Конечно: тогда я не знал, чем всё обернется. И я не из тех, кто предчувствует будущее. По правде говоря, в ту ночь не существовало никаких потенциальных возможностей. Я не знал, зачем держу пистолет. Всё могло закончиться не так. Я мог и выстрелить. Но я не знал, изменится ли всё в следующую секунду. Было лишь одно: стойкое ощущение того, что ситуацией управляю не я. Что от меня ничего не зависит. Всё, что я мог, — реагировать, и только. Стокгольмский синдром наоборот. Агрессор на поводу у жертвы. Это было ново, но никому в здравом уме не придет назвать что-то из этой ночи «звоночком».

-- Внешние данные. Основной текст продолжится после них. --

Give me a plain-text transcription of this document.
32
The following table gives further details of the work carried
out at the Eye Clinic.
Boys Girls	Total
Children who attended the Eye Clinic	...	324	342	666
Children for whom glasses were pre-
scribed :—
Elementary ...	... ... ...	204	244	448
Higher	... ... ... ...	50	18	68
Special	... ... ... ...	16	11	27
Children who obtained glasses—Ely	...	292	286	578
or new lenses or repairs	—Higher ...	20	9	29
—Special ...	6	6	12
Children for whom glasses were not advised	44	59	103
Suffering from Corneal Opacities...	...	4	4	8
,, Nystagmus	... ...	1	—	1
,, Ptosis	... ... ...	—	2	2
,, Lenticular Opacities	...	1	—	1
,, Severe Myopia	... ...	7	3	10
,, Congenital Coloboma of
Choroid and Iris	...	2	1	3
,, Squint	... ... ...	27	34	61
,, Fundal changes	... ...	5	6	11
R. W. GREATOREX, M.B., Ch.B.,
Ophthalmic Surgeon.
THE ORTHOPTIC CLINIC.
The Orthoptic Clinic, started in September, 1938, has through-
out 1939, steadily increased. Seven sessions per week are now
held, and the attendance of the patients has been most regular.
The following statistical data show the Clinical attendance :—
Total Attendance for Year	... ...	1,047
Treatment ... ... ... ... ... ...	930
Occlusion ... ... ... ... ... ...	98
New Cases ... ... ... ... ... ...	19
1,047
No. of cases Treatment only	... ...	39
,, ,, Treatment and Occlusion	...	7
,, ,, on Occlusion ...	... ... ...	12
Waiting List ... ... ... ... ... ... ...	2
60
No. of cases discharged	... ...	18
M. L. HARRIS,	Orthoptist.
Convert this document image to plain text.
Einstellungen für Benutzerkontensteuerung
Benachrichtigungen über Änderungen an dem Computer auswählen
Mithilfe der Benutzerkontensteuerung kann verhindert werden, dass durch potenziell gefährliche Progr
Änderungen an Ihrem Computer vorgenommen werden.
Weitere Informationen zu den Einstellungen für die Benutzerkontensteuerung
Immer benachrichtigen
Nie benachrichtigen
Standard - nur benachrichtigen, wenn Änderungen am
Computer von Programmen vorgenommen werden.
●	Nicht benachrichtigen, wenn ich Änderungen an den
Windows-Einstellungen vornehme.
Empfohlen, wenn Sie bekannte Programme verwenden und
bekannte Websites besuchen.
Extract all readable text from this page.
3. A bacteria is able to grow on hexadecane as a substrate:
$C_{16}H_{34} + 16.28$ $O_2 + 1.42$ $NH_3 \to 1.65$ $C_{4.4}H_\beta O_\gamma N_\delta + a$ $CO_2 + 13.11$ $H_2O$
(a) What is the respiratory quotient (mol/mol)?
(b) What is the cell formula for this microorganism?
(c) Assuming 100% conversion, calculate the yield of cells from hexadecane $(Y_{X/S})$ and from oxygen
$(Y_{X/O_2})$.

Кажется, мне не хватит жизни, чтобы искупить вину. Мне остается надеяться на то, что он умеет забывать.

Или:

…Дексаминовый тремор. Грязный туалет, отвратительный привкус рвоты и серый налет на дне раковины. Взгляд в зеркало. Ухмылка, которую я заслужил и которую хочется стереть…

Я спрашивал себя: это то, что я контролирую? Этот момент, и я в нём — мы связаны? Я не чувствовал почвы и какой-то явной связи с реальностью — кроме разве что острого, бьющего в нос запаха хлорки и испражнений. И Грег был там как напоминание, что я всё ещё человек и что одновременно я не принадлежу себе. Виной этого контраста были не наркотики, а осознание, что в его присутствии я снова потерял контроль. Потерял или отдал? А что если я просто тащусь от тех, кто может на меня повлиять? Например, от Стейси. Кажется, это дает мне куда больше, чем помыкание людьми. Кажется, это учит. Все ситуации с ним — я каждый раз обдумывал их и извлекал что-то для себя. Что-то человечное. Стейси говорит на языке образов, общается с той моей частью, которую я едва ли осознаю. Он же, сам того не зная, обращается к сердцу и говорит на языке жизни.

— Не было какого-то одного момента. — Смеюсь: — До меня долго доходит. Думаю, я копил это в себе.

— Но когда-то ты всё же понял?

— Да. Когда ты в первый раз спал в этой кровати, я подумал, что пора признать очевидные вещи. — Не могу удержаться, но это невыносимо смешно. — Ты улыбаешься?

— Прости, но до тебя действительно долго доходит.

— И? Хочешь сказать, что знал, во что все выльется?

— Нет. Я… Я не думал ни о чем таком. Ну, то есть для меня всё это ново, ты понимаешь.

— Нет, если честно. У геев все мысли крутятся вокруг одного.

Он смеется.

— Что? Я серьёзно. Начинаешь оценивать каждого знакомого, да и просто тех, за кого зацепится глаз. Размышляешь, какие они в постели, в отношениях, вышло бы у вас что-нибудь. Причем совсем не важно, настроен ты на что-то или нет. Это грёбаный рефлекс.